To solve the linear inequality y < 4x + 5, we will follow a series of steps to find the solution set.
1. Understanding the inequality:
The inequality states that for any point (x, y) that satisfies the condition, the y-value must be less than the value given by the equation of the line y = 4x + 5.
2. Graphing the boundary line:
The first step in visually understanding the inequality is to graph the associated boundary line. To do this, we need to convert the inequality.
Start by graphing the equation y = 4x + 5. This is the boundary line:
- The y-intercept is 5, meaning the line crosses the y-axis at (0, 5).
- The slope is 4, indicating that for every 1 unit increase in x, y increases by 4 units.

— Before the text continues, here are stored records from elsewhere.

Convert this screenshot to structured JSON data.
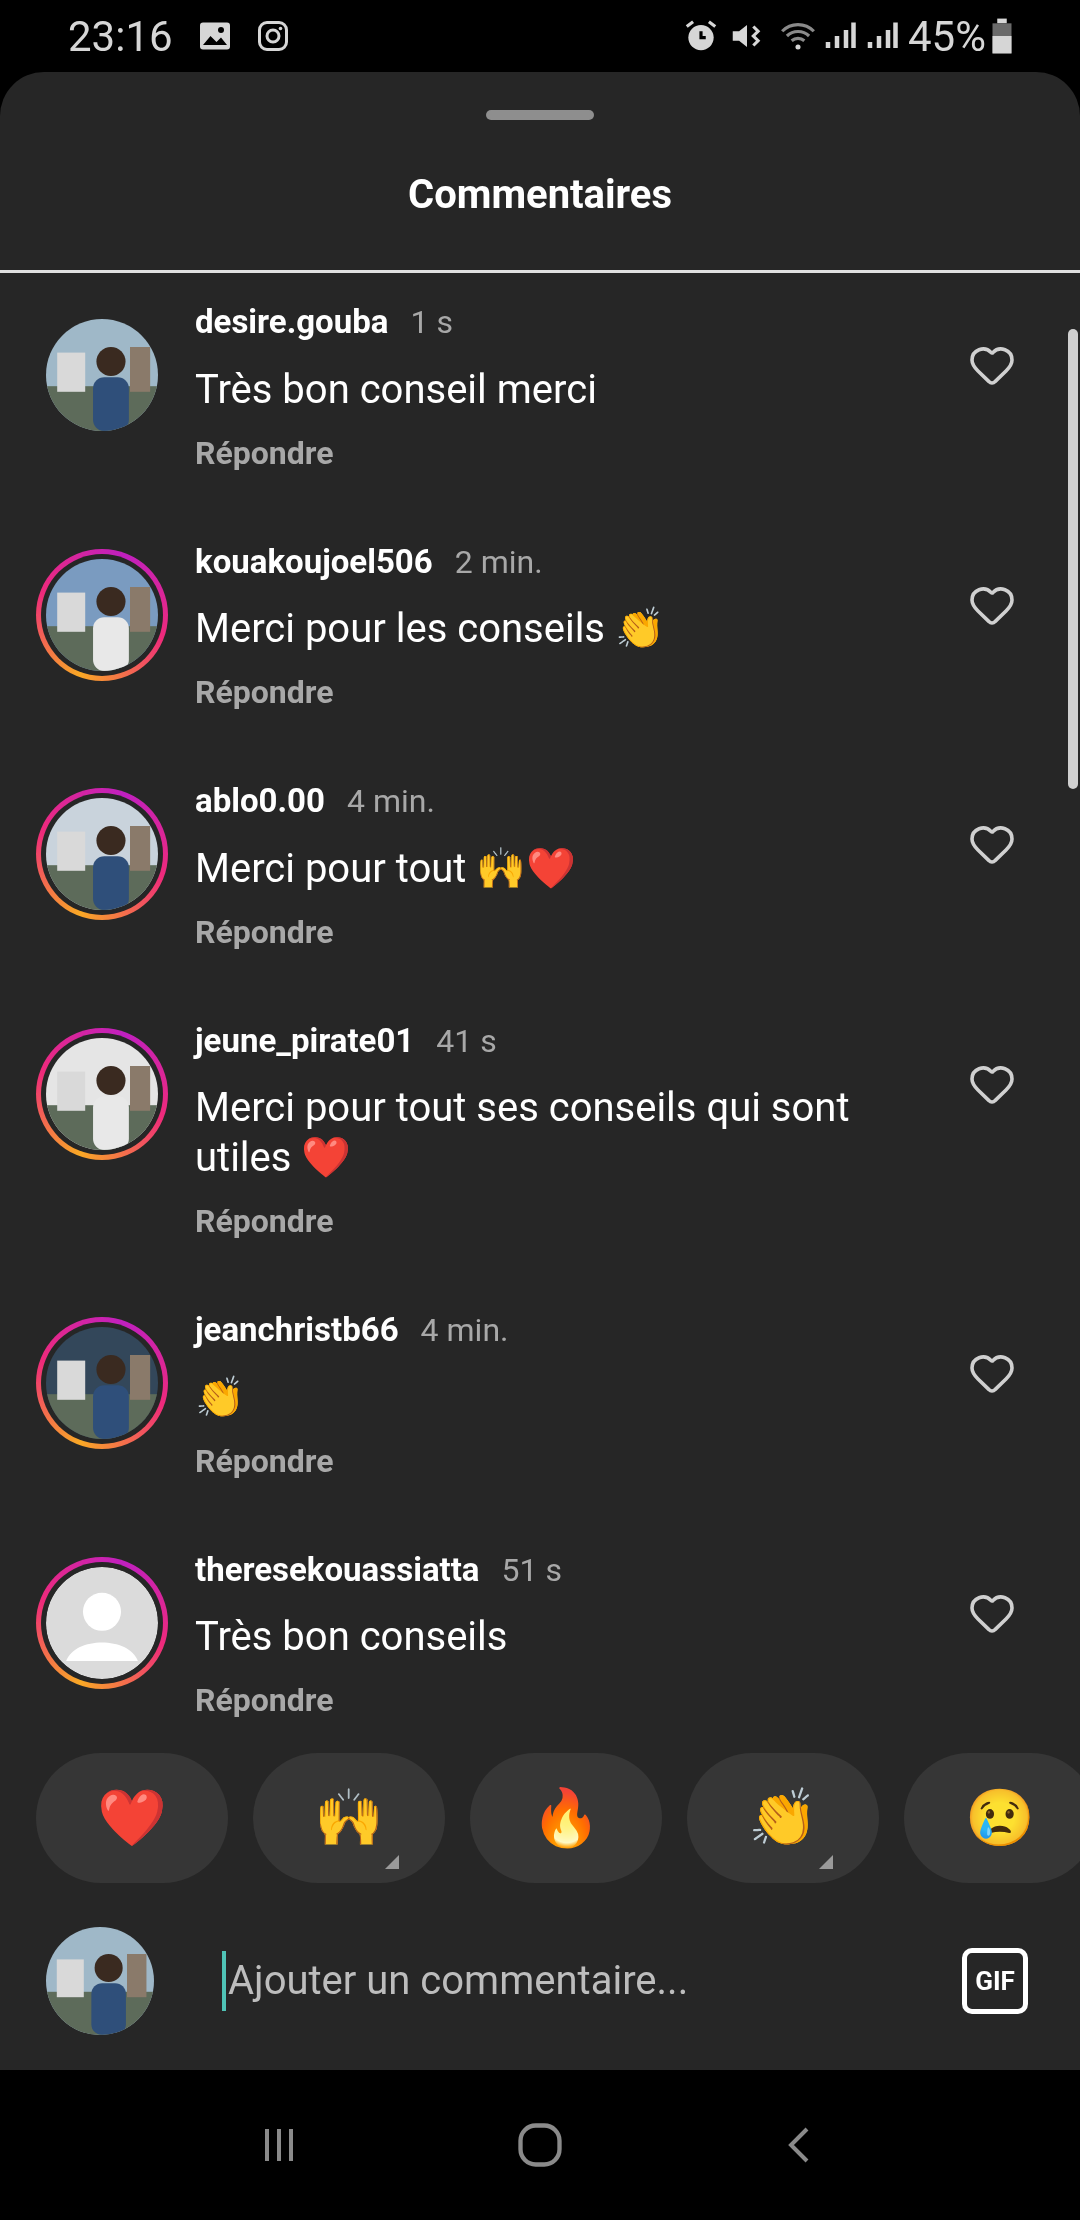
{
  "status_bar": {
    "time": "23:16",
    "battery": "45%"
  },
  "sheet": {
    "title": "Commentaires"
  },
  "comments": [
    {
      "username": "desire.gouba",
      "time": "1 s",
      "text": "Très bon conseil merci",
      "reply": "Répondre",
      "story_ring": false,
      "kind": "picture",
      "liked": false
    },
    {
      "username": "kouakoujoel506",
      "time": "2 min.",
      "text": "Merci pour les conseils 👏",
      "reply": "Répondre",
      "story_ring": true,
      "kind": "picture",
      "liked": false
    },
    {
      "username": "ablo0.00",
      "time": "4 min.",
      "text": "Merci pour tout 🙌❤️",
      "reply": "Répondre",
      "story_ring": true,
      "kind": "picture",
      "liked": false
    },
    {
      "username": "jeune_pirate01",
      "time": "41 s",
      "text": "Merci pour tout ses conseils qui sont utiles ❤️",
      "reply": "Répondre",
      "story_ring": true,
      "kind": "picture",
      "liked": false
    },
    {
      "username": "jeanchristb66",
      "time": "4 min.",
      "text": "👏",
      "reply": "Répondre",
      "story_ring": true,
      "kind": "picture",
      "liked": false
    },
    {
      "username": "theresekouassiatta",
      "time": "51 s",
      "text": "Très bon conseils",
      "reply": "Répondre",
      "story_ring": true,
      "kind": "default",
      "liked": false
    }
  ],
  "reactions": [
    {
      "emoji": "❤️",
      "variants": false
    },
    {
      "emoji": "🙌",
      "variants": true
    },
    {
      "emoji": "🔥",
      "variants": false
    },
    {
      "emoji": "👏",
      "variants": true
    },
    {
      "emoji": "😢",
      "variants": false
    }
  ],
  "composer": {
    "placeholder": "Ajouter un commentaire...",
    "gif": "GIF"
  }
}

When you graph this line, make sure to use a dashed line instead of a solid line because the inequality sign (<) indicates that points on the line do not satisfy the inequality.
3. Choosing a test point:
Select a test point to determine which side of the line represents the solution set. A convenient test point is (0, 0) because it is easy to evaluate:
y < 4(0) + 5
0 < 5 (True)Since this is true, the area that includes (0, 0) is part of the solution set.

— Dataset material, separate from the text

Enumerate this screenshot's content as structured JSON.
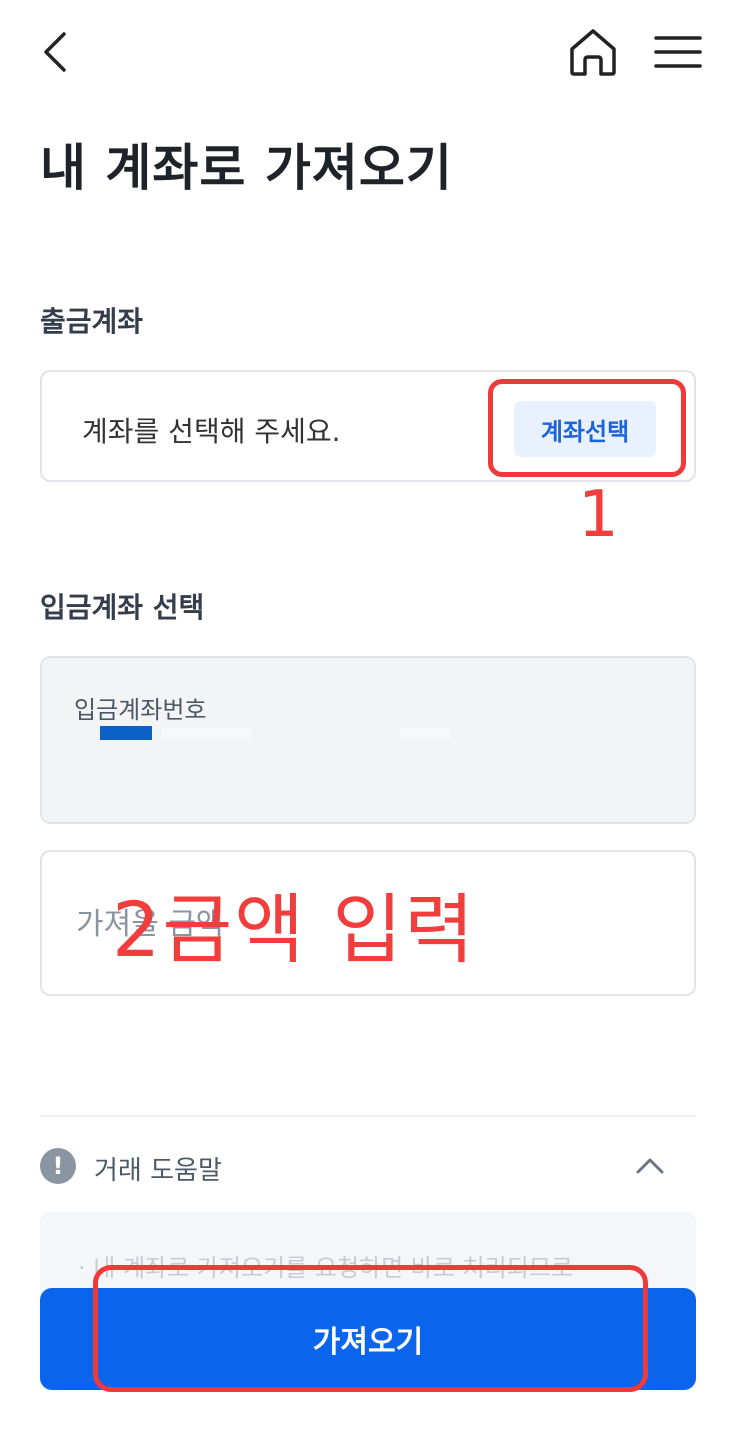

4. Shading the solution region:
Now, shade the region of the graph below the dashed line y = 4x + 5. This shading indicates that all points in this area satisfy the inequality y < 4x + 5.
5. Solution set:
The solution set for the inequality y < 4x + 5 includes all (x, y) coordinates that fall in the shaded area below the line. In interval notation, since we are focusing on the variable y, we can express the solution as:
{(x,y) | y < 4x + 5}This means all pairs (x, y) such that y is less than what is produced by the equation on the right side.
Summary:
To conclude, the solution to the linear inequality y < 4x + 5 can be represented graphically by shading the region below the dashed line on a graph, which visually depicts all the points that satisfy the inequality.